Hey we all think your player is great and everything, but I don't know if you see that this thread has about 60 posts of people WANTING autoload. And those are the people who actually wanted to leave a comment. I'm sure there are much more people who also want it and didn't bother to post.

We don't care about bandwidth costs, if your worried about back lash just add a comment saying your warned people or whatever. But I think that if enough people ask for something in a product, I don't know why you wouldn't offer it.

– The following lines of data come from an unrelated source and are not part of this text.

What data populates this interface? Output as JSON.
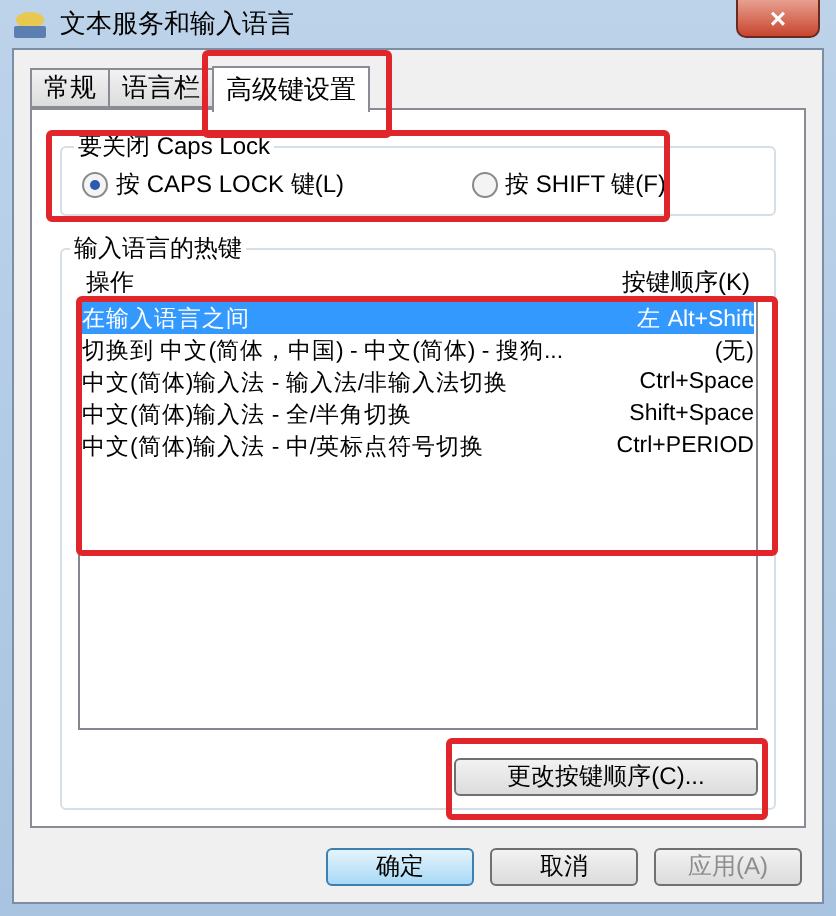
{
  "window": {
    "title": "文本服务和输入语言",
    "close": "×"
  },
  "tabs": [
    {
      "label": "常规",
      "selected": false,
      "highlighted": false
    },
    {
      "label": "语言栏",
      "selected": false,
      "highlighted": false
    },
    {
      "label": "高级键设置",
      "selected": true,
      "highlighted": true
    }
  ],
  "caps_lock": {
    "title": "要关闭 Caps Lock",
    "highlighted": true,
    "options": [
      {
        "label": "按 CAPS LOCK 键(L)",
        "selected": true
      },
      {
        "label": "按 SHIFT 键(F)",
        "selected": false
      }
    ]
  },
  "hotkeys": {
    "title": "输入语言的热键",
    "columns": [
      "操作",
      "按键顺序(K)"
    ],
    "highlighted": true,
    "rows": [
      {
        "action": "在输入语言之间",
        "keys": "左 Alt+Shift",
        "selected": true
      },
      {
        "action": "切换到 中文(简体，中国) - 中文(简体) - 搜狗...",
        "keys": "(无)",
        "selected": false
      },
      {
        "action": "中文(简体)输入法 - 输入法/非输入法切换",
        "keys": "Ctrl+Space",
        "selected": false
      },
      {
        "action": "中文(简体)输入法 - 全/半角切换",
        "keys": "Shift+Space",
        "selected": false
      },
      {
        "action": "中文(简体)输入法 - 中/英标点符号切换",
        "keys": "Ctrl+PERIOD",
        "selected": false
      }
    ]
  },
  "change_button": {
    "label": "更改按键顺序(C)...",
    "highlighted": true
  },
  "buttons": [
    {
      "label": "确定",
      "kind": "default",
      "disabled": false
    },
    {
      "label": "取消",
      "kind": "normal",
      "disabled": false
    },
    {
      "label": "应用(A)",
      "kind": "normal",
      "disabled": true
    }
  ]
}
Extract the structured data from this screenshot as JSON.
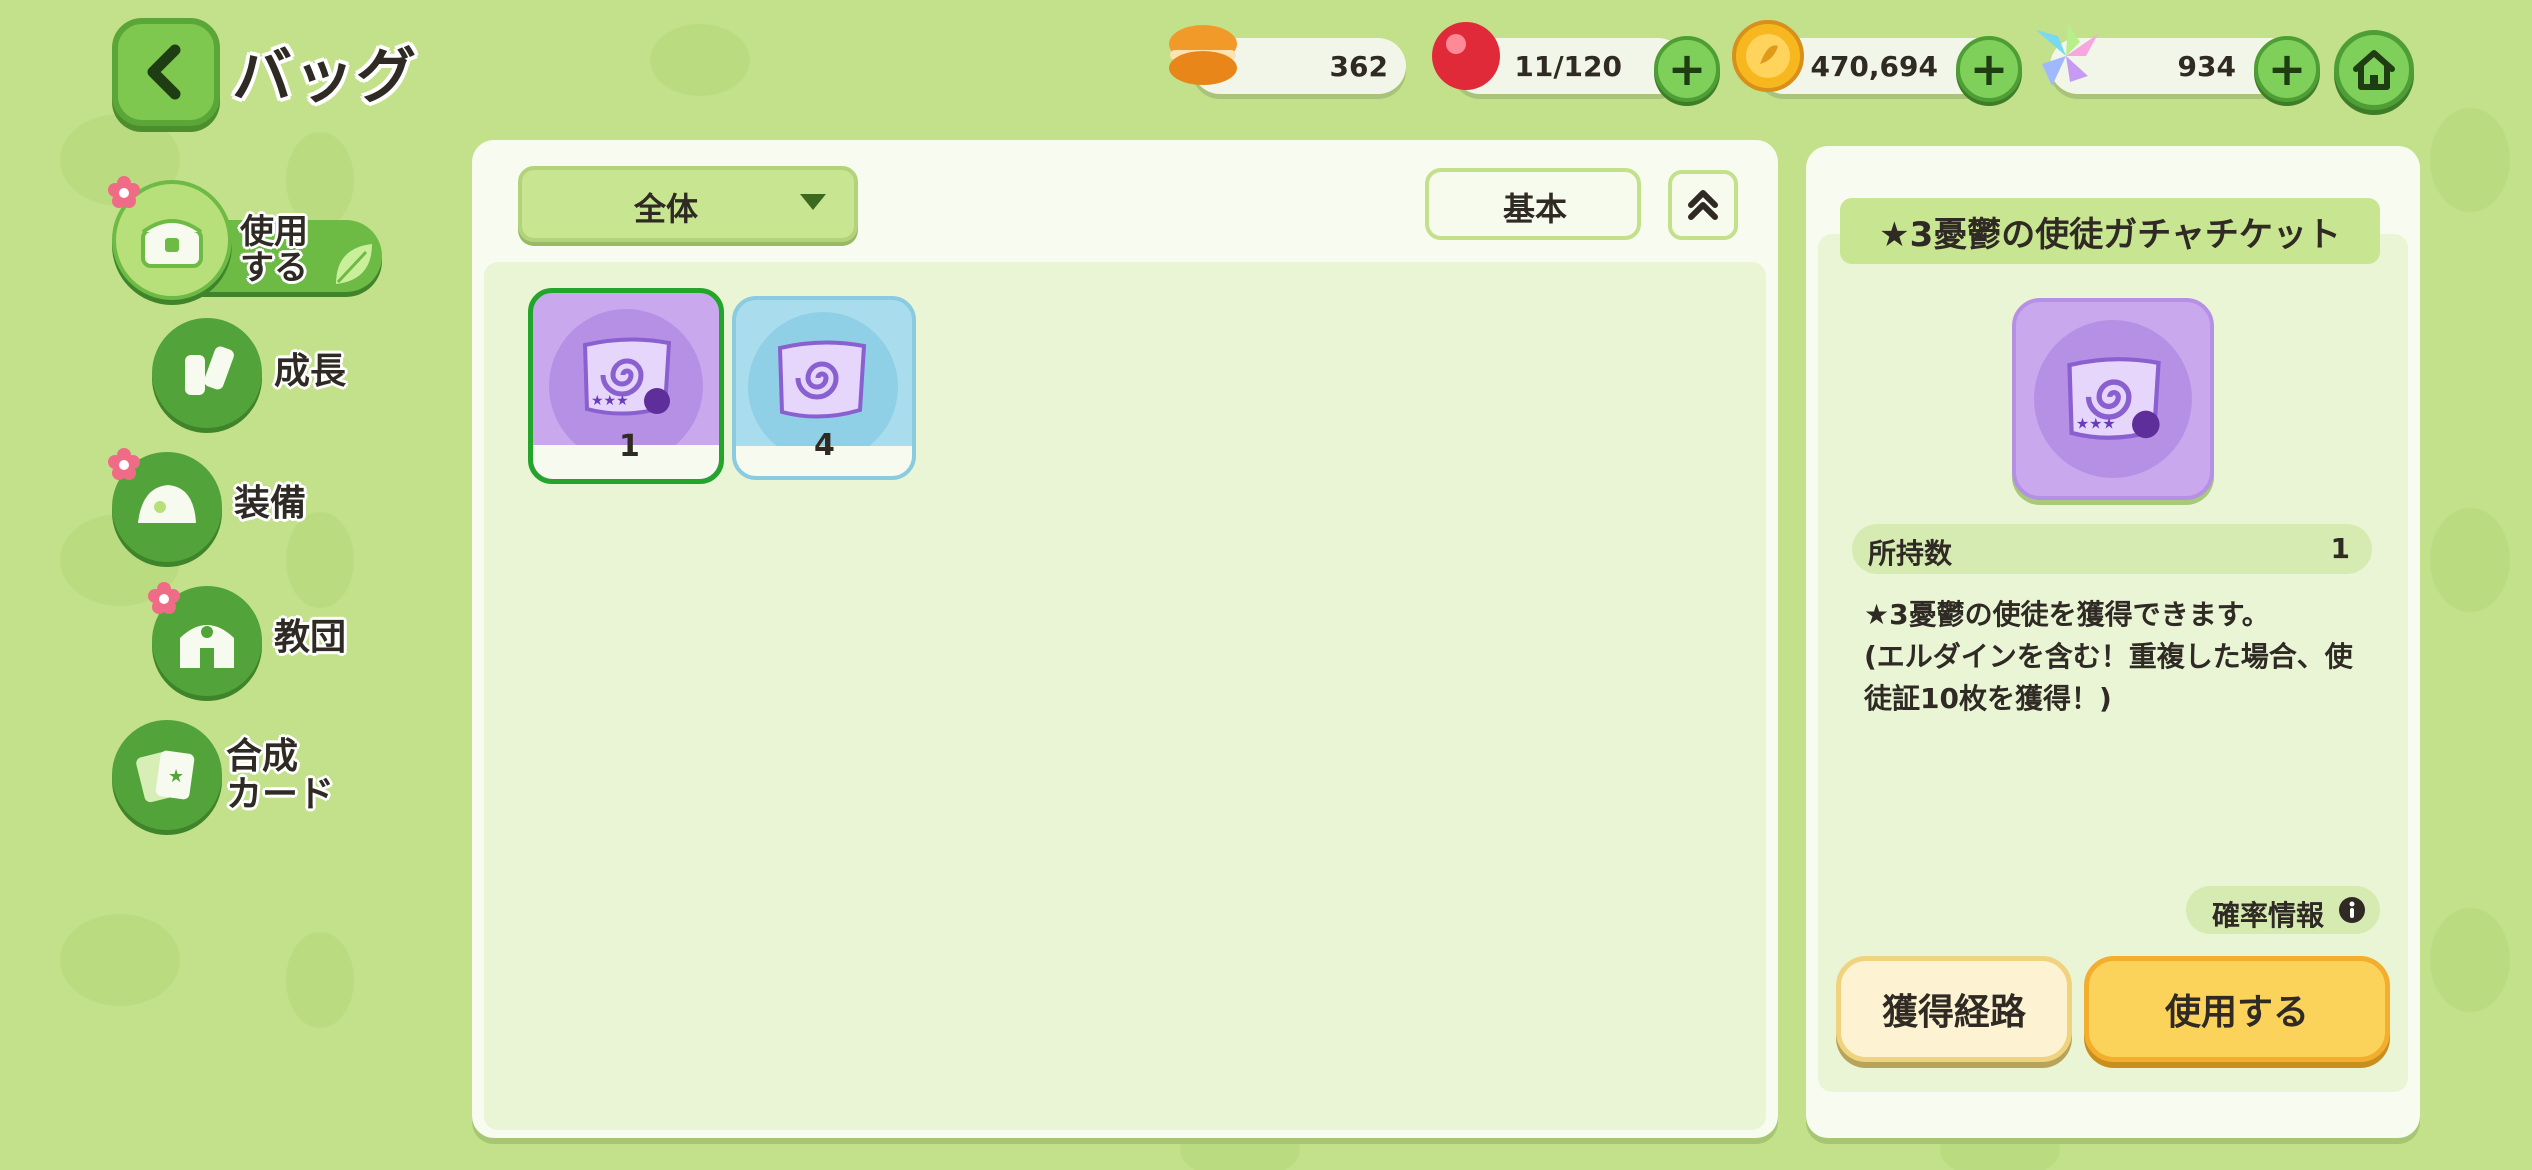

Since I don't care about bandwidth and want to use auto loading I must now result to using a hack. This makes me think that I should use another player all together.

Not supporting your clients is like closing the door on their face. I'm a software developer and WAS very interested in using this playing in an up and coming cms that is in development.

@Yansky
Thanks man! Your solution worked great!

JW Player

User  
0 rated :

i too think activating auto-preloading should be up to the user. i can't see the point why such a feature was removed, only because of some stupid guy got a bill of $600.

anyway, for me it would be enough to show an image, while the preloading the video clip. any chance, that this will come in some future version of the flash player?

thanks!

JW Player

User  
0 rated :

ok for the bill of 600$, but if I want to do this, how can I do. the site needs that to be completed.
I work on a mediaplayer with a single flv video. I don't want the autostart, so there is a picture, bt I want the video to be preloaded without play video. That's impossible ??? I don't think so.
Can you give me some help on that...
thx. SAX

Sorry for my english, I don't speak easyly

JW Player

User  
0 rated :

@SAX - use two players - an autostarting and muted player of size 0 (invisible) - it will then fetch the file to cache -
in this way it is ready to play in your visible player as quickly as possible...

JW Player

User  
0 rated :

ok, thx, it's a good idea, mc giver would find it too..
I try it, and tell you what about.
thanx you andersen
SAX

JW Player

User  
0 rated :

I have been using the hacked 3.14 version because I really want/need this functionality. Can anyone tell me if anything has changed with version 4.0? I can't update until this feature is in there.

JW Player

User  
0 rated :

I still cannot find a preload or autobuffer option at the public download and I don't want to use any hacks. The "play and pause"-hack has one big drawback: The initial picture shown before the videos starts (image=intro.jpg) is removed then.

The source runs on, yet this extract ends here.